初期中咽頭がんでのロボット支援手術は良好な長期アウトカムと関連
Comparison of Survival After Transoral Robotic Surgery vs Nonrobotic Surgery in Patients With Early-Stage Oropharyngeal Squamous Cell Carcinoma
背景
中咽頭扁平上皮がんに対する経口的ロボット手術(TORS)は、アメリカでは2009年に承認されて以降、広く実施されているが、有効性に関する比較データは少ない。

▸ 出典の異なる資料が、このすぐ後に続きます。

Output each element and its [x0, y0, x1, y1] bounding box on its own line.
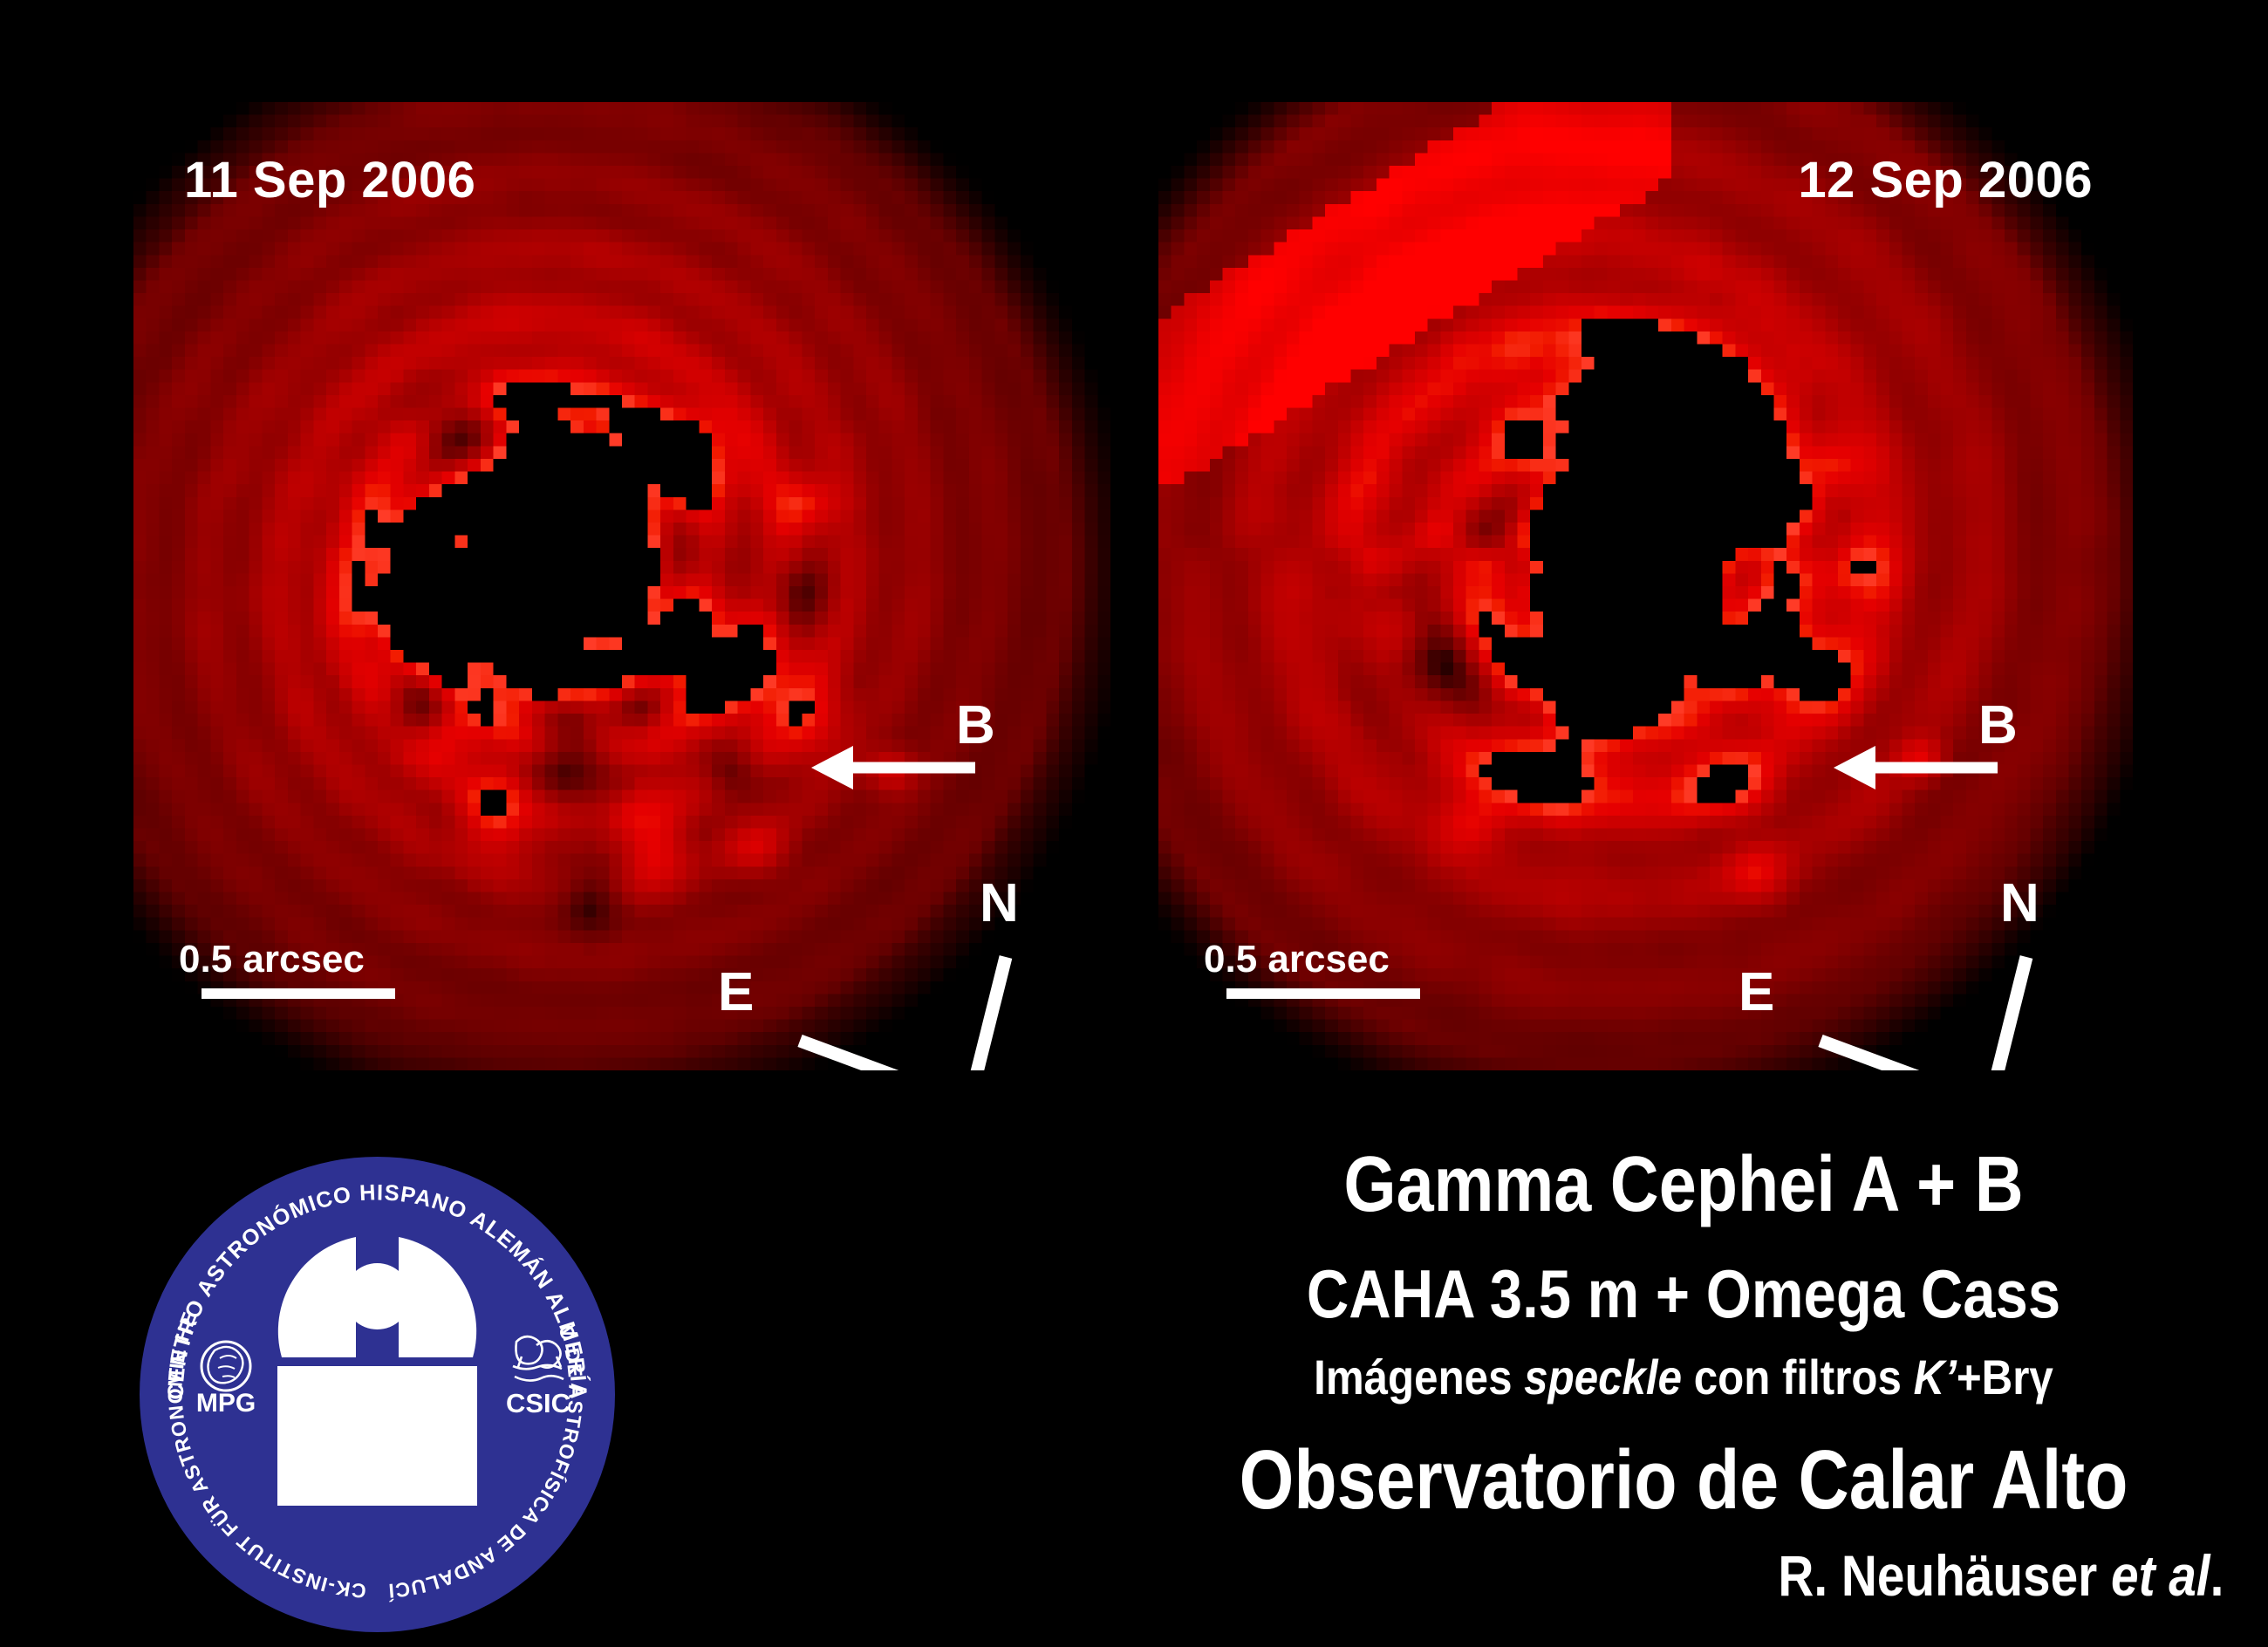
companion-b-label: B	[1978, 699, 2018, 753]
authors-prefix: R. Neuhäuser	[1778, 1543, 2111, 1608]
caha-observatory-logo: CENTRO ASTRONÓMICO HISPANO ALEMÁN ALMERÍ…	[140, 1157, 615, 1632]
instrument-line: CAHA 3.5 m + Omega Cass	[1204, 1259, 2164, 1329]
companion-b-label: B	[956, 699, 995, 753]
scale-bar-line	[202, 988, 395, 999]
filters-mid: con filtros	[1682, 1350, 1914, 1404]
date-label-panel-b: 12 Sep 2006	[1798, 151, 2093, 209]
compass-north-label: N	[2000, 877, 2039, 931]
compass-rose-panel-b: N E	[1730, 852, 2079, 1070]
date-label-panel-a: 11 Sep 2006	[184, 151, 475, 209]
scale-bar-panel-a: 0.5 arcsec	[179, 938, 395, 999]
poster-title: Gamma Cephei A + B	[1204, 1145, 2164, 1227]
csic-label: CSIC	[506, 1388, 570, 1418]
mpg-label: MPG	[196, 1389, 256, 1418]
scale-bar-label: 0.5 arcsec	[1204, 938, 1420, 981]
authors-line: R. Neuhäuser et al.	[1281, 1546, 2242, 1606]
filters-speckle-italic: speckle	[1524, 1350, 1682, 1404]
filters-suffix: +Brγ	[1957, 1350, 2053, 1404]
poster-root: 11 Sep 2006 0.5 arcsec B N E 12 Sep 2006	[0, 0, 2268, 1647]
observatory-line: Observatorio de Calar Alto	[1214, 1437, 2152, 1524]
compass-north-label: N	[980, 877, 1019, 931]
companion-b-marker-panel-a: B	[792, 713, 1019, 844]
scale-bar-panel-b: 0.5 arcsec	[1204, 938, 1420, 999]
companion-b-marker-panel-b: B	[1814, 713, 2041, 844]
authors-suffix: .	[2210, 1543, 2224, 1608]
filters-prefix: Imágenes	[1314, 1350, 1524, 1404]
authors-etal-italic: et al	[2111, 1543, 2210, 1608]
scale-bar-label: 0.5 arcsec	[179, 938, 395, 981]
speckle-image-panel-b: 12 Sep 2006 0.5 arcsec B N E	[1158, 102, 2133, 1070]
speckle-image-panel-a: 11 Sep 2006 0.5 arcsec B N E	[133, 102, 1110, 1070]
filters-kprime-italic: K’	[1914, 1350, 1957, 1404]
compass-east-label: E	[718, 966, 754, 1020]
filters-line: Imágenes speckle con filtros K’+Brγ	[1192, 1352, 2175, 1403]
compass-east-label: E	[1739, 966, 1774, 1020]
scale-bar-line	[1226, 988, 1420, 999]
compass-rose-panel-a: N E	[709, 852, 1058, 1070]
telescope-dome-icon	[277, 1237, 477, 1506]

Cedars-Sinai Medical CenterのNguyenらは、National Cancer Databaseから得たcT1-2中咽頭扁平上皮がんの後向コホートで、TORSまたは非ロボット手術による根治的手術を比較した(n=9,745)。
結論
2,694名(27.6%)がTORSを受けた。TORSの割合は2010年の18.3%から、2015年には35.5%に増加した。TORSは、低い切除断端陽性率(12.5% vs. 20.3%)、低い術後補助化学放射線療法実施(28.6% vs. 35.7%)と関連した。HPVステータスが判明している患者(n=4,071)では、TORSは全生存期間の改善と関連した(ハザード比0.74)。5年生存率はTORS患者で84.8%、傾向スコアによるマッチングを受けた非ロボット手術患者で80.3%であった。前立腺がん・子宮体がん・子宮頸がんではロボット支援手術が生存期間の改善と関連するという証拠はなかった。
評価
他のがんでは、ロボット支援手術がアウトカム悪化と関連するのではないかという懸念が生じているが、本研究の中咽頭がんではTORSによる生存率改善が示された。前向の検証に期待がかかる。